Raw-clauding-skills pickup
Pick up a workstream across sessions. Load context, find texture, align, then go. Use when jumping back into something that has history.
git clone https://github.com/lsnackerman/raw-clauding-skills
T=$(mktemp -d) && git clone --depth=1 https://github.com/lsnackerman/raw-clauding-skills "$T" && mkdir -p ~/.claude/skills && cp -r "$T/pickup" ~/.claude/skills/lsnackerman-raw-clauding-skills-pickup && rm -rf "$T"
pickup/SKILL.md/pickup - Pick Up Where We Left Off
Resume a multi-session workstream with full context. The task doc gives you the map. The session transcript gives you the terrain. Both matter.
When to Use
- Jumping back into a project or workstream after time away
- Task doc has multiple sessions of history
- You need the thinking behind the decisions, not just the decisions
- Fresh AI picking up something a previous instance was deep in
Not for: fresh tasks, quick fixes, or things that fit in one session.
What To Do
1. Load the Task Doc
Read the full task doc. Orient on:
- Context anchor (WHAT section) — where are we, what's the current state?
- Completed work — what's been done across all sessions?
- Pending items — what's explicitly next?

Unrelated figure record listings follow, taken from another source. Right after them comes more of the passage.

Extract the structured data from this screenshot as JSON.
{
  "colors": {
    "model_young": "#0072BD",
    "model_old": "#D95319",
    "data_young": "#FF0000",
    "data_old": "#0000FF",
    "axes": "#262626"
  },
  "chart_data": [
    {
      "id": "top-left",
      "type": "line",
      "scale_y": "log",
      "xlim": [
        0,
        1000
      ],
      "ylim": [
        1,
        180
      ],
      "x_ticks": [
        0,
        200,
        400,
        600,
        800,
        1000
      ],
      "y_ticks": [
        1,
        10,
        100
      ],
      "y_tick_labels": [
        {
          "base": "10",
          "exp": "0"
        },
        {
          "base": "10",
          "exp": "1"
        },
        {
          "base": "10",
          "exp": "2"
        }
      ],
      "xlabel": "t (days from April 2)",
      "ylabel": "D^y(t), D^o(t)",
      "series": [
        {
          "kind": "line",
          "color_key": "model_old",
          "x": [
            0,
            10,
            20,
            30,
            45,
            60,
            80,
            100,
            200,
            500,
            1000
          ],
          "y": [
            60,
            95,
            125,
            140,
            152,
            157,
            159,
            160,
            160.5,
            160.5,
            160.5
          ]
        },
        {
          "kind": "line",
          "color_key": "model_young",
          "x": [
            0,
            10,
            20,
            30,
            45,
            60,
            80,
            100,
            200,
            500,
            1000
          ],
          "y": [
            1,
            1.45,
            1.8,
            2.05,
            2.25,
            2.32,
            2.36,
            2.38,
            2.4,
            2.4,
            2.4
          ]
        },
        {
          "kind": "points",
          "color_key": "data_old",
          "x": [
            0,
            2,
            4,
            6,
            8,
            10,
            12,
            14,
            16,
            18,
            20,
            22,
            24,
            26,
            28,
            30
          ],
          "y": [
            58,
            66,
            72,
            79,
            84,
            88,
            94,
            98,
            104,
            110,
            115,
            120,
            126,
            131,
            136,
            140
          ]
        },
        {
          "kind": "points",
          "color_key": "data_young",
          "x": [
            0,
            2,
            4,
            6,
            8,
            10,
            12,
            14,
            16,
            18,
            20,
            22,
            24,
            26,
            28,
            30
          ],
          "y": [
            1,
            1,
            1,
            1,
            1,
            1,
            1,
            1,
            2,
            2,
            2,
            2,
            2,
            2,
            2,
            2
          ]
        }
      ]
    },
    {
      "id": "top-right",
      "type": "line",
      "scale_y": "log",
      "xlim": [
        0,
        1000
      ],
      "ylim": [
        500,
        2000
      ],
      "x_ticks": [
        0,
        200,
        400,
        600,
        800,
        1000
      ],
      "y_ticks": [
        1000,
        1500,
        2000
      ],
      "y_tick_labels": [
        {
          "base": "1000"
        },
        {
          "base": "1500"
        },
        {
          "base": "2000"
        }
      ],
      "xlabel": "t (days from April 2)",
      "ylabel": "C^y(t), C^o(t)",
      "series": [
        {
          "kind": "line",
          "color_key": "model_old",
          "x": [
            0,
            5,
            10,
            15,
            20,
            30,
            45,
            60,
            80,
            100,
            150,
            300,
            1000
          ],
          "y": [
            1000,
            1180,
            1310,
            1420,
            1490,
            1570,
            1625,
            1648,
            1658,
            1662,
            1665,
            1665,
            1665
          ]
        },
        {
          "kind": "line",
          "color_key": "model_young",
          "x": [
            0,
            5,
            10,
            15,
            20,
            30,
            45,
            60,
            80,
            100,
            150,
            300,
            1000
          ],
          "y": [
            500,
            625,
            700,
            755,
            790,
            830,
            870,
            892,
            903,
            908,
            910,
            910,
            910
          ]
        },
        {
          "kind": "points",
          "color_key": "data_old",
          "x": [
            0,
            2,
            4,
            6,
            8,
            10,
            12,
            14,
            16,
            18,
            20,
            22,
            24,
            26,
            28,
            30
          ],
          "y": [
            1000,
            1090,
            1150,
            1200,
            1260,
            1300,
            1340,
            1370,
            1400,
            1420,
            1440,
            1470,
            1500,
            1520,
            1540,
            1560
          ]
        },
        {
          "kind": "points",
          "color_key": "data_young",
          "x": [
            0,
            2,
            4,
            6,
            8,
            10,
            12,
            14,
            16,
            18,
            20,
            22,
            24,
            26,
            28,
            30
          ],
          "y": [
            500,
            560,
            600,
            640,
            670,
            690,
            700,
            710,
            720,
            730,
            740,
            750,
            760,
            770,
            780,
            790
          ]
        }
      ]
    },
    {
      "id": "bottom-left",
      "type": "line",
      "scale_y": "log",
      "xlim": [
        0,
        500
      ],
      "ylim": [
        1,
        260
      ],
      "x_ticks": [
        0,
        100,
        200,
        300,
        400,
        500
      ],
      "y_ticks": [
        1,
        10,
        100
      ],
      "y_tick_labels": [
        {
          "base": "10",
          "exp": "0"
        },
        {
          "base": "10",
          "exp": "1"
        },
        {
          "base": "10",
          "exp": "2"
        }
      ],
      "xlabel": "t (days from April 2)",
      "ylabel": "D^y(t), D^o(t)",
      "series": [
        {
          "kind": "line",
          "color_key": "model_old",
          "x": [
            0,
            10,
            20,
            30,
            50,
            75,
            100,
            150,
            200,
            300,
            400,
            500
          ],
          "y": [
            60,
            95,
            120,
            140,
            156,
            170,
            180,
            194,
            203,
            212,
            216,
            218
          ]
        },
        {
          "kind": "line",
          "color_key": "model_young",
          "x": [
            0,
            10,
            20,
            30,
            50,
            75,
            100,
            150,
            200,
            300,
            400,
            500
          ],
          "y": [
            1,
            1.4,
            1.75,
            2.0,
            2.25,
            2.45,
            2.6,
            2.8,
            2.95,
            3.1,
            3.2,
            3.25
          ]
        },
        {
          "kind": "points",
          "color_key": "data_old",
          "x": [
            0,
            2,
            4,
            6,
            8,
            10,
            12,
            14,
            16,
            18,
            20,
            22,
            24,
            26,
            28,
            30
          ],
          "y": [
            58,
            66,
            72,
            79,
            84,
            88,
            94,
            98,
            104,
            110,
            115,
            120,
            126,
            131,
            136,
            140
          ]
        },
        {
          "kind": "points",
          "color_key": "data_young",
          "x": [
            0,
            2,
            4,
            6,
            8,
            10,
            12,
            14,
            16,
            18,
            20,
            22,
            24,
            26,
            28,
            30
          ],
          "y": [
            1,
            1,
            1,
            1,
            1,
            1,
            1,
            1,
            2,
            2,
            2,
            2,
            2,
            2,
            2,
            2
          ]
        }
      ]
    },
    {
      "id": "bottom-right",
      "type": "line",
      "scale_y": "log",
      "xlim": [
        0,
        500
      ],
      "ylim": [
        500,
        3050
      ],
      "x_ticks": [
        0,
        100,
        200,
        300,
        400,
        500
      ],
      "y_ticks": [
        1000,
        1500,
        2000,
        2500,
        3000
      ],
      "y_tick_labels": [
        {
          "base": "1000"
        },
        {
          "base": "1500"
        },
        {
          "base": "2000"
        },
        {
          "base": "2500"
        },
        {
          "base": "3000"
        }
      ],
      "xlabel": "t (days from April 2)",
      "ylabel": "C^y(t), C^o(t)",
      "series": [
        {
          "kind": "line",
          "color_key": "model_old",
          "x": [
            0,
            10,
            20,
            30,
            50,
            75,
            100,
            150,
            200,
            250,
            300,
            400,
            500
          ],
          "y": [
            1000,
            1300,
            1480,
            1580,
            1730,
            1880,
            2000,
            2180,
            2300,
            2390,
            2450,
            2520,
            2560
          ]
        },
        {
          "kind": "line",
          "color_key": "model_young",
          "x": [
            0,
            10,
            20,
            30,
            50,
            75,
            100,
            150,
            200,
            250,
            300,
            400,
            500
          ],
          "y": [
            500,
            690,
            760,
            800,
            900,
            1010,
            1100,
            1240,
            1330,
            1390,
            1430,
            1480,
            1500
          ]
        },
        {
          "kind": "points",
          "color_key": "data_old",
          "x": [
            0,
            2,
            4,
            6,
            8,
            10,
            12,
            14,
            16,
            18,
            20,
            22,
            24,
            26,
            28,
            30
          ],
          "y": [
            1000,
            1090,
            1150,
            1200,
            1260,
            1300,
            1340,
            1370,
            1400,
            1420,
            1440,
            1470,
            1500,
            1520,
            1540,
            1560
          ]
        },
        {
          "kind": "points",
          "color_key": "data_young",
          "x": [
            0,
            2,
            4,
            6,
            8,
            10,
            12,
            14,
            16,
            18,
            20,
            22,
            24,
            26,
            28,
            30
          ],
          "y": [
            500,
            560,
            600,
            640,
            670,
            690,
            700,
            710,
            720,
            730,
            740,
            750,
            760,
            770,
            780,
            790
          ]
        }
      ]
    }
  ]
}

- Observations — what did previous instances notice? What was surprising, contentious, or unresolved?
- Key decisions — what's been locked and why?
2. Check the Battle History (optional)
Most pickups don't need this because the active task doc's observations and session index already carry forward what matters. But if the workstream went through multiple task docs or earlier phases, scan completed tasks, especially if the work involves restructuring or changing direction. Hard-won solutions hide in completed tasks. The code that looks messy might be messy because the problem was messy. Read the scars before reaching for the knife.
3. Find the Last Session
Check the task doc's SESSION INDEX (if it has one). Read the most recent session transcript, or the most recent two if they're short.
What to look for in session transcripts:
- Energy and direction — excited, frustrated, exploring, sprinting?
- Unfinished threads — things discussed but not captured in pending items
- Pushback moments — where someone challenged something
- Momentum signals — threads being followed that haven't been named yet
If there's no session index, check
sessions/ for files dated near the task doc's last activity.
4. Check for Fresh Context
Scan these for anything added since the last session:
— handoff section for where to start, plus any brain dumps or new ideas related to this workALIVE.md- Related tasks — search
for sibling tasks on the same topictasks/ - Satellite files — anything linked from the task doc (blueprints, design docs) that may have changed
- Prior art in the project folder — before reworking anything, search for existing docs on that topic. Past-you likely already chewed on this. One grep saves re-deriving what's already been mapped.
5. Synthesize
Present a concise orientation:
**Where we are**: [current state in 1-2 sentences] **What's next**: [the pending items, prioritized] **What I notice**: [patterns, tensions, or questions from reading the history] **What I'd push on**: [anything that seems unresolved or worth revisiting]
Keep this tight. The point is texture for both of you, not a book report.
6. Align
Wait for your partner to confirm, correct, or redirect before doing anything. They may:
- Confirm and say "let's go"
- Add context you couldn't have known (new thinking, shifted priorities)
- Redirect to a different part of the workstream
- Challenge something you noticed
This step is the whole point. Resuming without alignment is just reading files.
7. Go
Now you're aligned. Start the actual work. Update the task doc's context anchor if the direction shifted during alignment.
What Makes This Different
/explore fans out across your whole system to find what's scattered. /pickup focuses in; it orients on one workstream so both of you arrive with full context before doing anything.
Exploring builds reserves, picking up builds momentum.
Philosophy
The task doc is the map. The session transcript is the terrain. Both partners need both.
The human needs the warmup to reconnect with where the energy was (what was exciting, what felt unresolved, where the thread was going). The AI needs it to show up with texture, not just facts. Neither of you has persistent memory: the human moves on between sessions, the AI starts fresh every time. The files carry what both of you need to pick it back up.
Also, decisions look obvious in retrospect. Task docs record WHAT was decided. But the WHY lives in the session transcripts; in the pushbacks, the tangents, the moments where something almost went a different direction.
The warmup IS the work. Alignment before execution isn't overhead. It's how you avoid redoing things that were already decided, and how you catch things that shifted since last session.
Skill Check (After Every Pickup)
Quick scan: did the warmup actually help?
- Did reading the session transcript surface something the task doc didn't?
- Did the battle history check change your approach? (If you skipped it, should you have?)
- Was the synthesis tight enough, or did it become a book report?
- Did alignment catch a redirect that would've been wasted work?
- Was there texture you wished you had but couldn't find?
- Did your partner have to re-explain something that should've been in the files?
If yes → update this skill now. The improvement compounds.
If no → move on. Not every warmup teaches something.